Celebrating Diversity: Six Steps You Can Take to Do Your Own Work
Melissa J. Johnson, PhD
As we consider ways to help children understand race and appreciate diversity, its vital for us to “do our own work.” Research has indicated that many white parents, in an effort to help children be inclusive, may avoid discussions of race and difference. However, current research also shows that the common notion of “color blindness” does not help children appreciate diversity or stand up for inclusion and against discrimination. In this issue we address tools for all families for talking about race and diversity, considering white privilege, and online resources for communities of color. Let’s start with tools for family conversations: What are steps we can take to do our own work?
- Recognize your own discomfort: Parents often avoid uncomfortable topics – racism, white privilege, underage drinking, sexual behavior. Give yourself permission to have these conversations – even if they are uncomfortable. Work on getting comfortable with being uncomfortable. Role-play conversations. Practice techniques to breathe through – and stay calm – during difficult conversations.
- Recognize what is developmentally appropriate for your child: and don’t get ahead of yourself or them. Younger children are interested in difference – they are curious and notice difference in all kinds of things. This can be a great time in life to notice, non-judgmentally, differences in skin tone, for example. With older elementary school and middle school-aged children, fairness is an important theme. Take advantage of this interest in your conversations about discrimination. With this age and with teens, there is the capacity to observe what we call “within group differences.” Noticing the range of diversity within all groups is a great – and often mind-expanding – exercise.
- Respond (don’t react) to statements that children make that may seem inappropriate or embarrassing: Children are curious and can offer up inquisitive statements or questions to which we respond internally with “oh no, they didn’t really say that – out loud – in public!” Take a deep breath. Respond, non-judgmentally, with a matter-of-fact educational comment. It is after all a teachable moment when your child says, “why is that person’s skin dirty?” And you respond, calmly, with “actually, their skin isn’t dirty. It’s a different color. People have all different shades of skin.”
- Pay attention to your own struggles, messages and stereotypes: If you notice yourself stating a stereotype or identifying someone by their appearance, you can make a self- correction. Out loud. You can also make these out loud observations when you notice the impact of white privilege. Sometimes, with kids, starting with the word “oops” is helpful. “Oops, I just said something that isn’t really true. I think a better way to say this is ______.” Or, with older kids, “Oops, that sure is a stereotype. Let me change what I just said.” It’s important role modeling – and indicates to your child that we are all learning together and for a lifetime.
- Expand diversity in your own life and in your child’s: Friendship is an important mechanism for learning to live in a diverse world. Provide opportunities for your children to expand their friendship circles to be more culturally diverse.

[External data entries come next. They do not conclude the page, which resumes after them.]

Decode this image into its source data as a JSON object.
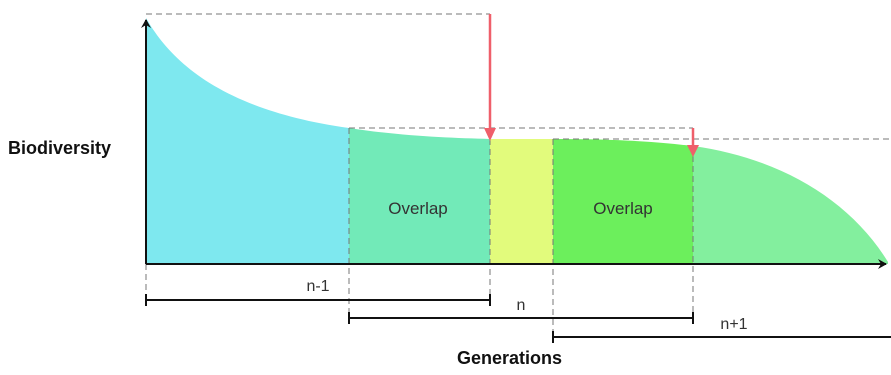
{
  "axes": {
    "y_label": "Biodiversity",
    "x_label": "Generations"
  },
  "regions": {
    "overlap_left": "Overlap",
    "overlap_right": "Overlap"
  },
  "generations": {
    "prev": "n-1",
    "current": "n",
    "next": "n+1"
  },
  "colors": {
    "cyan_region": "#7ee8ef",
    "overlap_left": "#72eab8",
    "middle_band": "#e2fb7c",
    "overlap_right": "#6cef5c",
    "tail_region": "#83ef9e",
    "arrow": "#ef5f6a",
    "dashes": "#777777"
  }
}
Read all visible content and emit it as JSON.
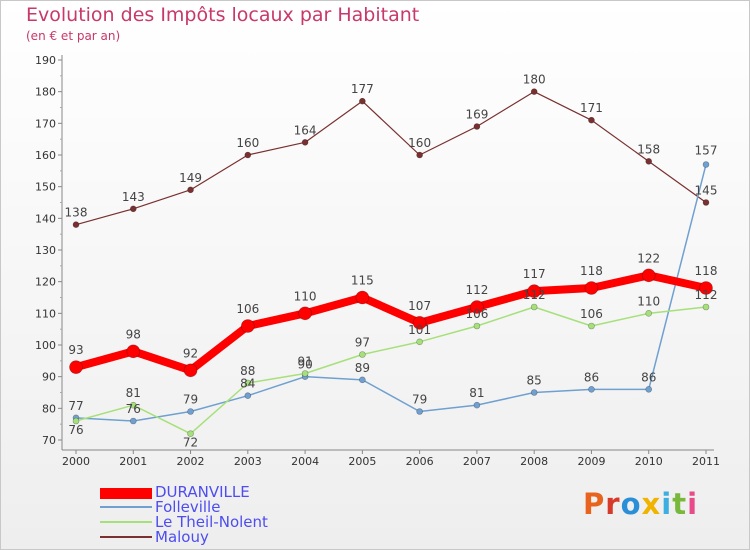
{
  "title": "Evolution des Impôts locaux par Habitant",
  "subtitle": "(en € et par an)",
  "logo": "Proxiti",
  "chart_data": {
    "type": "line",
    "x": [
      "2000",
      "2001",
      "2002",
      "2003",
      "2004",
      "2005",
      "2006",
      "2007",
      "2008",
      "2009",
      "2010",
      "2011"
    ],
    "ylim": [
      70,
      190
    ],
    "yticks": [
      70,
      80,
      90,
      100,
      110,
      120,
      130,
      140,
      150,
      160,
      170,
      180,
      190
    ],
    "grid": false,
    "legend_position": "bottom-left",
    "series": [
      {
        "name": "DURANVILLE",
        "color": "#ff0000",
        "values": [
          93,
          98,
          92,
          106,
          110,
          115,
          107,
          112,
          117,
          118,
          122,
          118
        ],
        "labels": [
          "93",
          "98",
          "92",
          "106",
          "110",
          "115",
          "107",
          "112",
          "117",
          "118",
          "122",
          "118"
        ]
      },
      {
        "name": "Folleville",
        "color": "#6fa0d0",
        "values": [
          77,
          76,
          79,
          84,
          90,
          89,
          79,
          81,
          85,
          86,
          86,
          157
        ],
        "labels": [
          "77",
          "76",
          "79",
          "84",
          "90",
          "89",
          "79",
          "81",
          "85",
          "86",
          "86",
          "157"
        ]
      },
      {
        "name": "Le Theil-Nolent",
        "color": "#a6e07a",
        "values": [
          76,
          81,
          72,
          88,
          91,
          97,
          101,
          106,
          112,
          106,
          110,
          112
        ],
        "labels": [
          "76",
          "81",
          "72",
          "88",
          "91",
          "97",
          "101",
          "106",
          "112",
          "106",
          "110",
          "112"
        ]
      },
      {
        "name": "Malouy",
        "color": "#7a3030",
        "values": [
          138,
          143,
          149,
          160,
          164,
          177,
          160,
          169,
          180,
          171,
          158,
          145
        ],
        "labels": [
          "138",
          "143",
          "149",
          "160",
          "164",
          "177",
          "160",
          "169",
          "180",
          "171",
          "158",
          "145"
        ]
      }
    ]
  }
}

Find ways to attend cultural events – celebrating your own culture as well as the cultures of others. If you have to leave your neighborhood to accomplish this, this is something to discuss as well. Discuss differences and similarities.
- Set the stage for being the “ask-able parent”: Be open and curious when your children make comments and raise questions about race, diversity or white privilege. If you don’t know the answer (and sometimes we don’t), figure out how you can work together to find an answer – or multiple answers.